Following Sputnik, amidst grand rhetoric of concern for education's role in the national security, the federal government allocated massive amounts of federal funds for curriculum reform through such legislation as the 1958 National Defense Education Act and the 1965 Elementary and Secondary Education Act. A fundamental reorientation of curriculum research occurred as the monies went mainly to discipline-based scholars, especially those in math, sciences, and foreign languages. The focus of improvement shifted to individual school subjects rather than to various theories of curricular program design. In addition, philanthropic organizations such as the Ford Foundation awarded grants for educational research to social scientists outside schools of education, thrusting the work of curriculum professors further to the margins. All of this came on the heels of a series of critiques of public schools and education professors by arts and sciences scholars during the 1950s. In addition to these external pressures, discontent had already been building within the field in regard to the venerated Tyler Rationale as an adequate basis for thinking about curriculum work. All of these circumstances helped drive the field into the state that Schwab referred to as moribund.

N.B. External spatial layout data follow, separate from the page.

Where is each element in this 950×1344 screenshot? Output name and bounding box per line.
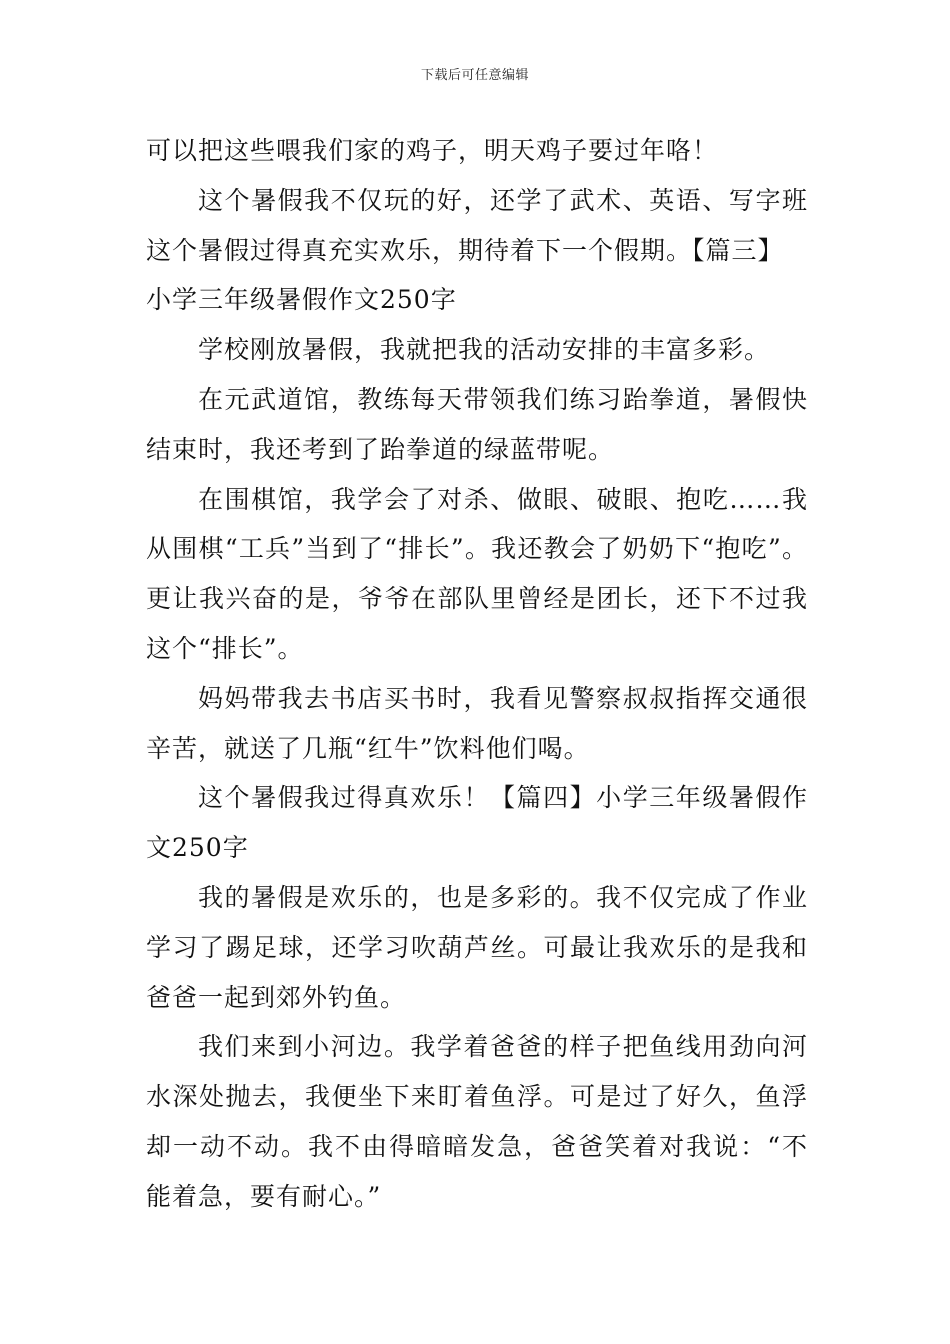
paragraph: 学校刚放暑假，我就把我的活动安排的丰富多彩。: [198, 335, 771, 365]
section-title: 小学三年级暑假作文250字: [146, 285, 457, 315]
paragraph-continuation: 可以把这些喂我们家的鸡子，明天鸡子要过年咯！: [146, 136, 719, 165]
paragraph: 在元武道馆，教练每天带领我们练习跆拳道，暑假快结束时，我还考到了跆拳道的绿蓝带呢。: [146, 384, 808, 464]
document-body: [146, 126, 808, 1222]
page-header: 下载后可任意编辑: [420, 68, 529, 83]
paragraph: 在围棋馆，我学会了对杀、做眼、破眼、抱吃……我从围棋“工兵”当到了“排长”。我还教会了奶奶下“抱吃”。更让我兴奋的是，爷爷在部队里曾经是团长，还下不过我这个“排长”。: [146, 484, 808, 663]
paragraph: 我的暑假是欢乐的，也是多彩的。我不仅完成了作业学习了踢足球，还学习吹葫芦丝。可最让我欢乐的是我和爸爸一起到郊外钓鱼。: [146, 882, 808, 1012]
paragraph: 这个暑假我过得真欢乐！【篇四】小学三年级暑假作文250字: [146, 783, 808, 863]
paragraph: 这个暑假我不仅玩的好，还学了武术、英语、写字班这个暑假过得真充实欢乐，期待着下一个假期。【篇三】: [146, 185, 808, 265]
paragraph: 妈妈带我去书店买书时，我看见警察叔叔指挥交通很辛苦，就送了几瓶“红牛”饮料他们喝。: [146, 683, 808, 763]
paragraph: 我们来到小河边。我学着爸爸的样子把鱼线用劲向河水深处抛去，我便坐下来盯着鱼浮。可是过了好久，鱼浮却一动不动。我不由得暗暗发急，爸爸笑着对我说：“不能着急，要有耐心。”: [146, 1032, 808, 1211]
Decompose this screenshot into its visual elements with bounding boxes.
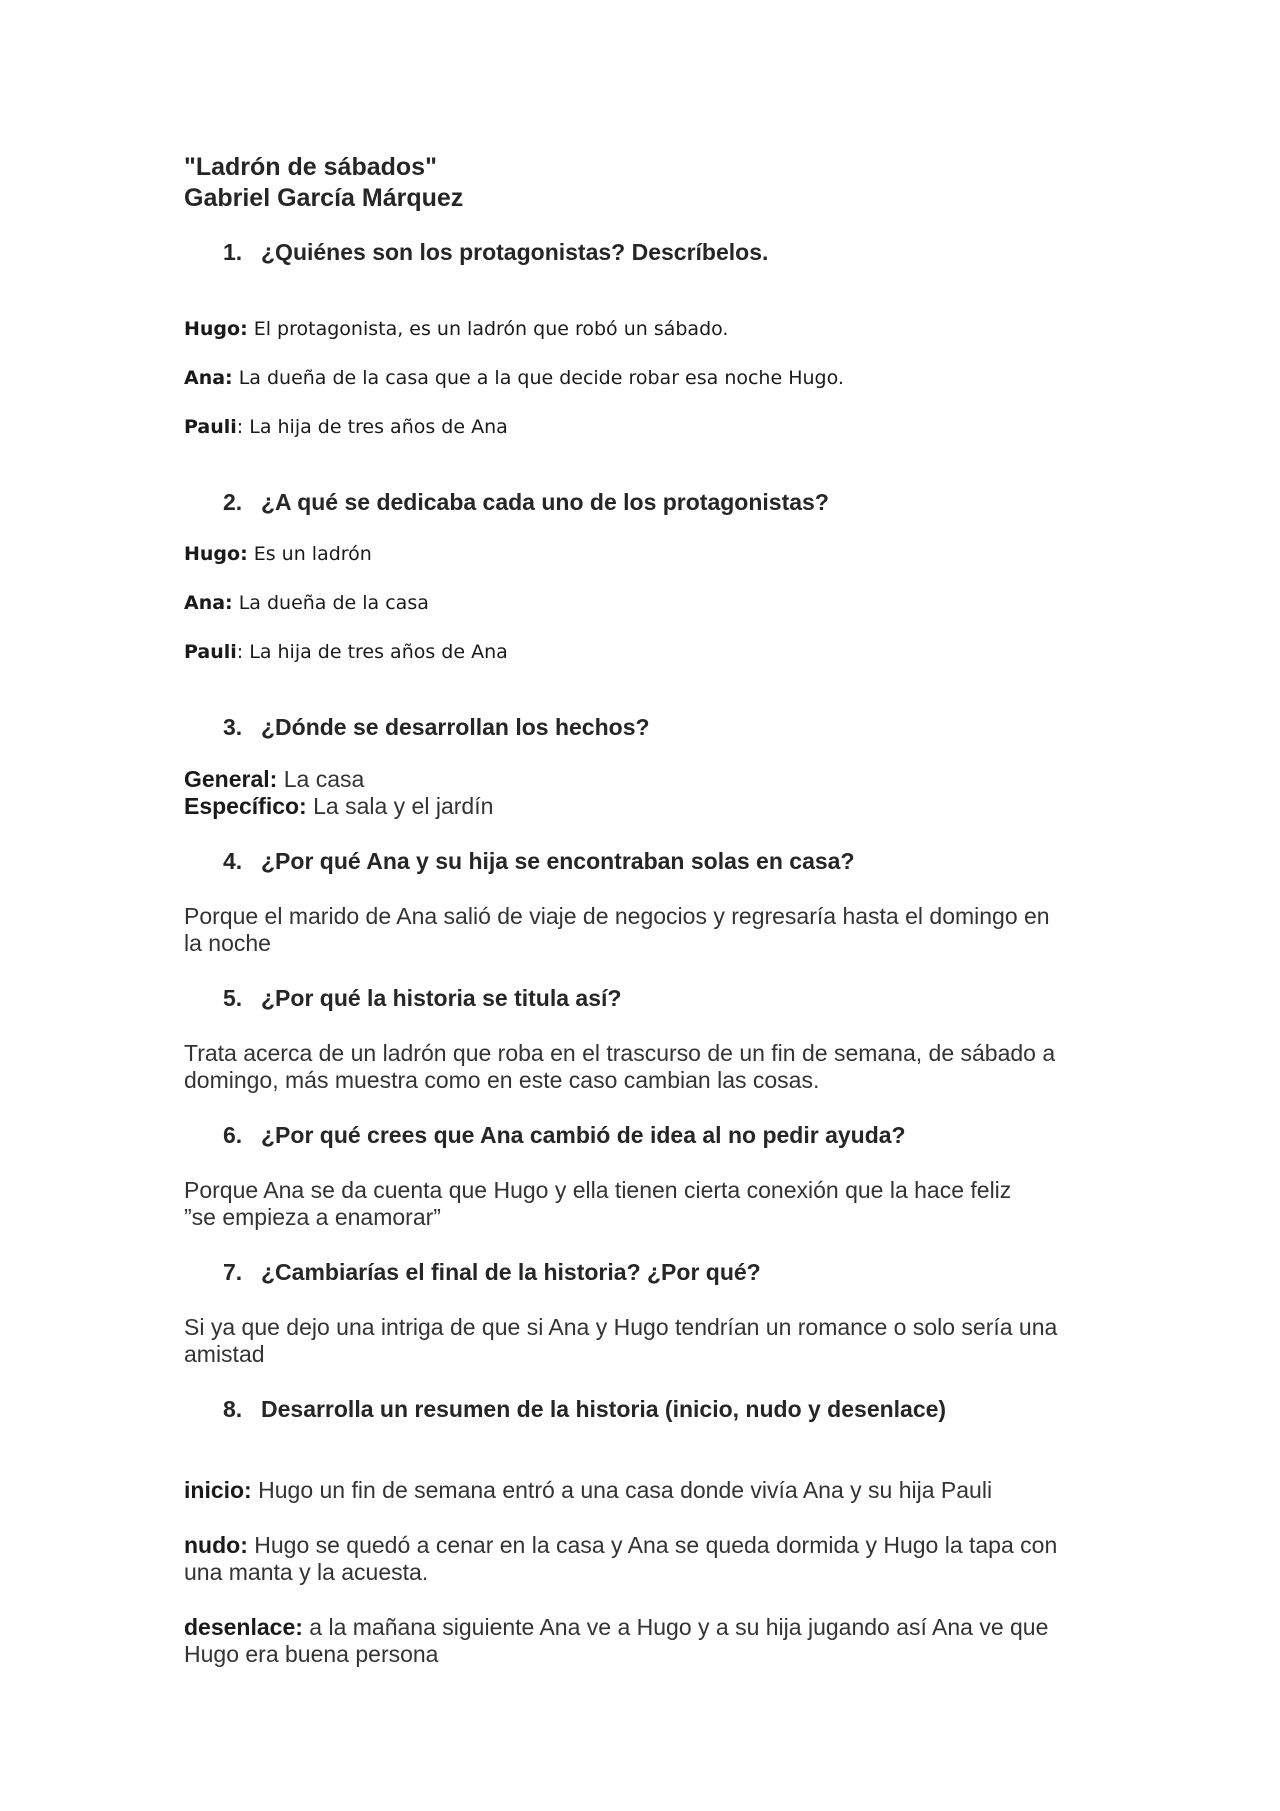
answer-1-pauli	[184, 415, 508, 439]
answer-4-line-2: la noche	[184, 930, 271, 956]
question-number: 7.	[223, 1259, 243, 1285]
question-text: ¿Dónde se desarrollan los hechos?	[261, 714, 650, 740]
answer-text: El protagonista, es un ladrón que robó un sábado.	[247, 318, 729, 340]
answer-1-hugo	[184, 317, 728, 341]
answer-text: La casa	[277, 766, 365, 792]
answer-text: La dueña de la casa	[232, 592, 429, 614]
answer-label: Pauli	[184, 416, 237, 438]
summary-label: desenlace:	[184, 1614, 303, 1640]
summary-label: inicio:	[184, 1477, 252, 1503]
question-6	[223, 1121, 906, 1149]
summary-label: nudo:	[184, 1532, 248, 1558]
answer-label: Ana:	[184, 592, 233, 614]
answer-2-ana	[184, 591, 429, 615]
question-number: 3.	[223, 714, 243, 740]
answer-text: Es un ladrón	[247, 543, 372, 565]
answer-text: La dueña de la casa que a la que decide robar esa noche Hugo.	[232, 367, 844, 389]
answer-3-general	[184, 765, 364, 793]
question-4	[223, 847, 855, 875]
answer-4-line-1: Porque el marido de Ana salió de viaje de negocios y regresaría hasta el domingo en	[184, 903, 1050, 929]
question-7	[223, 1258, 761, 1286]
question-number: 2.	[223, 489, 243, 515]
summary-text: Hugo un fin de semana entró a una casa donde vivía Ana y su hija Pauli	[251, 1477, 993, 1503]
question-text: Desarrolla un resumen de la historia (inicio, nudo y desenlace)	[261, 1396, 947, 1422]
answer-label: Ana:	[184, 367, 233, 389]
summary-nudo-line-2: una manta y la acuesta.	[184, 1559, 429, 1585]
question-text: ¿Por qué la historia se titula así?	[261, 985, 622, 1011]
summary-desenlace-line-2: Hugo era buena persona	[184, 1641, 439, 1667]
author-name: Gabriel García Márquez	[184, 184, 464, 212]
question-text: ¿Por qué Ana y su hija se encontraban solas en casa?	[261, 848, 855, 874]
answer-label: Hugo:	[184, 318, 248, 340]
question-number: 5.	[223, 985, 243, 1011]
answer-label: Específico:	[184, 793, 307, 819]
answer-label: General:	[184, 766, 278, 792]
story-title: "Ladrón de sábados"	[184, 153, 437, 181]
answer-7-line-1: Si ya que dejo una intriga de que si Ana y Hugo tendrían un romance o solo sería una	[184, 1314, 1058, 1340]
question-number: 8.	[223, 1396, 243, 1422]
question-text: ¿Quiénes son los protagonistas? Descríbelos.	[261, 239, 769, 265]
question-text: ¿Por qué crees que Ana cambió de idea al no pedir ayuda?	[261, 1122, 906, 1148]
answer-6-line-2: ”se empieza a enamorar”	[184, 1204, 441, 1230]
question-number: 4.	[223, 848, 243, 874]
question-5	[223, 984, 621, 1012]
summary-nudo	[184, 1531, 1057, 1559]
summary-text: a la mañana siguiente Ana ve a Hugo y a su hija jugando así Ana ve que	[302, 1614, 1049, 1640]
question-1	[223, 238, 768, 266]
summary-text: Hugo se quedó a cenar en la casa y Ana se queda dormida y Hugo la tapa con	[247, 1532, 1058, 1558]
answer-5-line-2: domingo, más muestra como en este caso cambian las cosas.	[184, 1067, 820, 1093]
answer-5-line-1: Trata acerca de un ladrón que roba en el trascurso de un fin de semana, de sábado a	[184, 1040, 1056, 1066]
question-8	[223, 1395, 946, 1423]
answer-label: Pauli	[184, 641, 237, 663]
question-text: ¿A qué se dedicaba cada uno de los protagonistas?	[261, 489, 829, 515]
answer-7-line-2: amistad	[184, 1341, 265, 1367]
answer-6-line-1: Porque Ana se da cuenta que Hugo y ella tienen cierta conexión que la hace feliz	[184, 1177, 1012, 1203]
answer-2-pauli	[184, 640, 508, 664]
question-3	[223, 713, 650, 741]
answer-text: La sala y el jardín	[306, 793, 494, 819]
answer-label: Hugo:	[184, 543, 248, 565]
question-text: ¿Cambiarías el final de la historia? ¿Por qué?	[261, 1259, 761, 1285]
question-number: 1.	[223, 239, 243, 265]
answer-3-especifico	[184, 792, 493, 820]
answer-2-hugo	[184, 542, 372, 566]
answer-1-ana	[184, 366, 844, 390]
answer-text: : La hija de tres años de Ana	[236, 641, 508, 663]
question-number: 6.	[223, 1122, 243, 1148]
summary-inicio	[184, 1476, 992, 1504]
question-2	[223, 488, 829, 516]
summary-desenlace	[184, 1613, 1048, 1641]
answer-text: : La hija de tres años de Ana	[236, 416, 508, 438]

Although Schwab believed the condition to be one that occurs within all fields periodically, he diagnosed the problem in this case as an unhealthy reliance upon the theoretic, in an Aristotelian sense, evidenced in part by the post-Sputnik emphasis upon the technical, behavioristic research paradigm. As additional symptoms he also noted several types of flight, including a flight to experts in other fields for solutions to problems, very likely a reference to the post-Sputnik transfer of curriculum responsibilities to subject matter specialists and educational psychologists.

To restore vitality to the field, he prescribed a new approach, focused on the practical, but not averse to theory. To the contrary, he believed a strong theoretical background was necessary to select and craft various theoretical perspectives to unique problem situations. He envisioned school-based teams engaged in deliberation, identifying and exploring solutions to curricular dilemmas. The emphasis would be on gradual curriculum improvement, as opposed to the broad-based school or social change that had been sought by many progressives. Teams would be composed of school faculty, subject matter specialists, and social scientists and would be chaired by a curriculum specialist. The role of curriculum professors would be to prepare the curriculum specialist in the practical skills of persuasion and deliberation and the scholarly skills of accessing and utilizing the latest research on curricular practices, the behavioral sciences, and academic subjects in the school curricular program. For their role, Schwab advised curriculum professors to become more intellectual; to read broadly on U.S. government, life, and society; and to take up the mantle of the critical essayist, commenting on current issues as they related to education.